Una passeggiata nella storia del territorio, indagata sotto una luce particolare, quella del cibo e della cucina, che è parte significativa della nostra storia complessiva.
Un itinerario lungo due millenni, dall'età romana alla fine dell'Ottocento, le consuetudini alimentari in città e quelle delle campagne, come mangiava il popolo e le tavole delle classi sociali più elevate. Tutto nella mostra realizzata in tandem dall'Archivio e dal Museo regionale di Capodistria, un'iniziativa che si inserisce nell'ambito delle attività del progetto Slovenia - Regione europea della gastronomia 2021 e contemporaneamente prelude alla pubblicazione di un volume di approfondimento sulla storia dell'alimentazione a Capodistria e nel suo contado in uscita a dicembre.
Tra i molti aspetti di cui rendono conto i pannelli dell'esposizione non mancano le curiosità. Come l'influenza di Venezia sullo sviluppo della cucina capodistriana, di cui si è occupata l'archivista Deborah Rogoznica. "Questo tipo di ricerche è basato soprattutto sui fondi d'archivio, e quindi spogliando i fondi delle famiglie capodistriane, specialmente quelle nobili, è possibile ricostruire almeno parzialemnte - i documenti sono esigui - l'influenza che Venezia ha giocato anche sulla cucina". Che cosa ci ha lasciato la Serenissima in fatto di cucina? "Sicuramente una tradizione riscontrabile ancora oggi in varie ricette, prima di tutto in quelle dei dolci".
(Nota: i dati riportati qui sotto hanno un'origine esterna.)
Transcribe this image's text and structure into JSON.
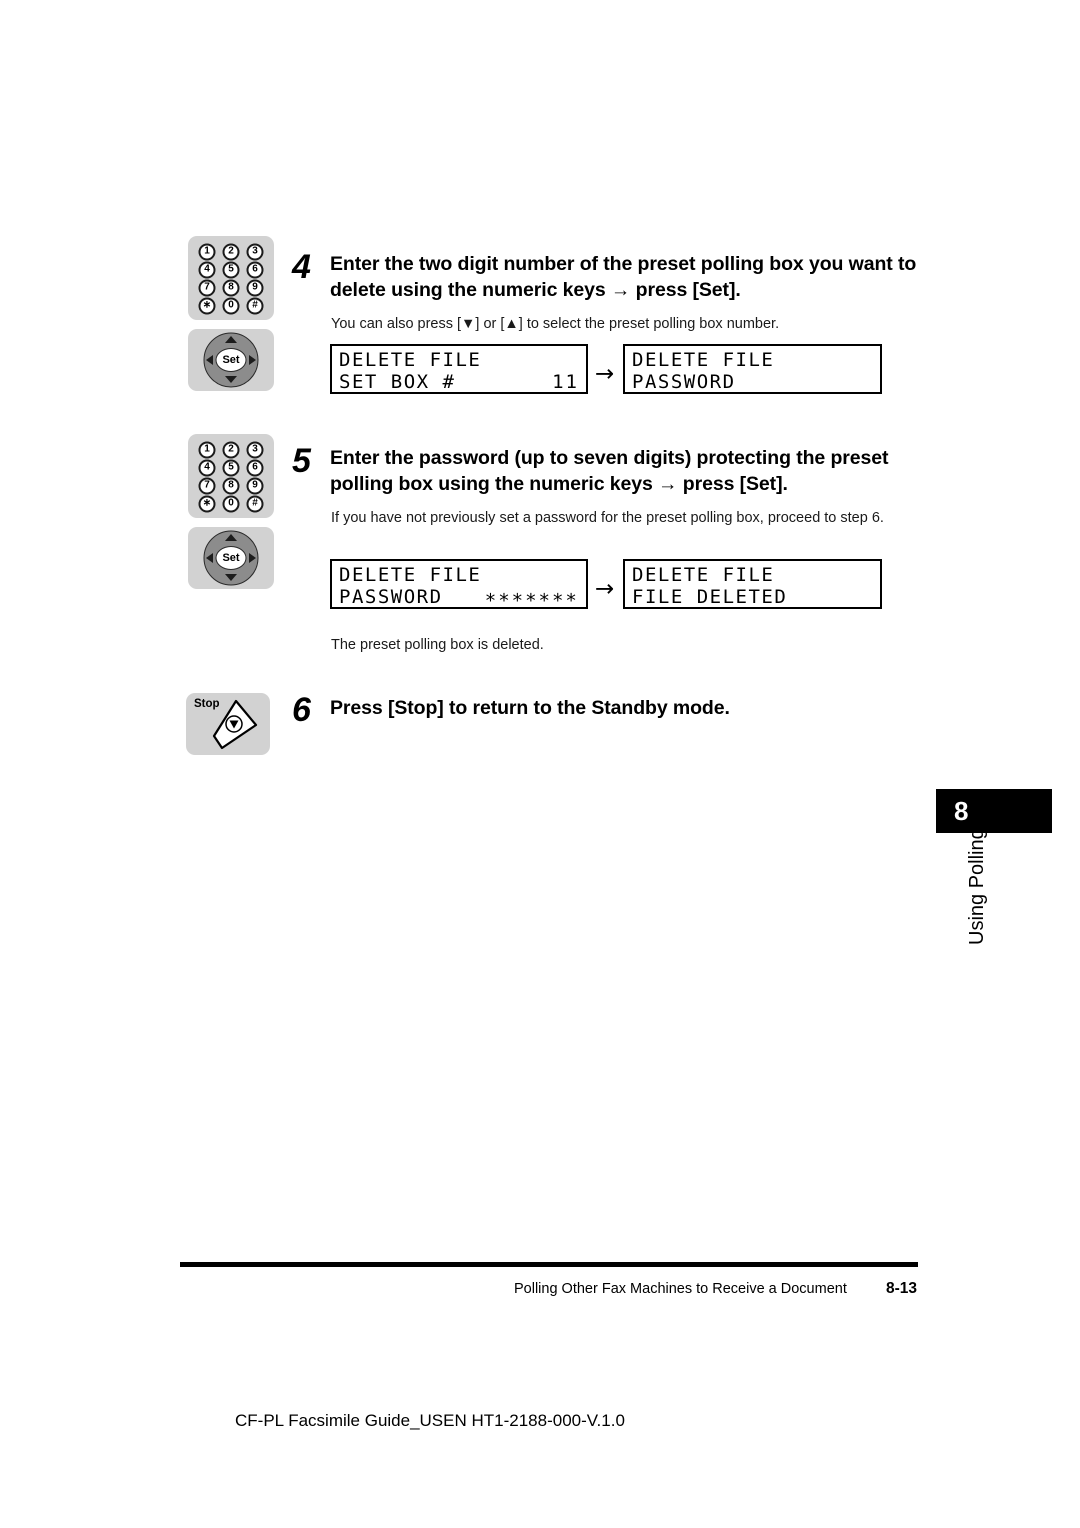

Altri pannelli illustrano poi la cucina dei monasteri e quella degli istituti di carità come il Pio Istituto Grisoni. Di quest'ultimo si è conservata la "tabella dietetica", ovvero il menù settimanale per gli allievi e le allieve datato 1883. Il sabato, per esempio, si mangiavano "pasta con fagiuoli, formaggio e pane" a pranzo; "polenta con qualche verdura od altra cosa e pane" per cena. La domenica il menù prevedeva invece "riso, carne di bue e pane" a pranzo; "patate ed altra verdura secondo la stagione, formaggio e pane" a cena. Un secolo prima alle monache del convento di Santa Chiara, secondo le istruzioni del vescovo, era concesso di mangiare il brodo solo una volta la settimana e negli altri giorni la minestra, più corroborante e dunque più adatta, si legge nel documento, alla "indebolita umanità".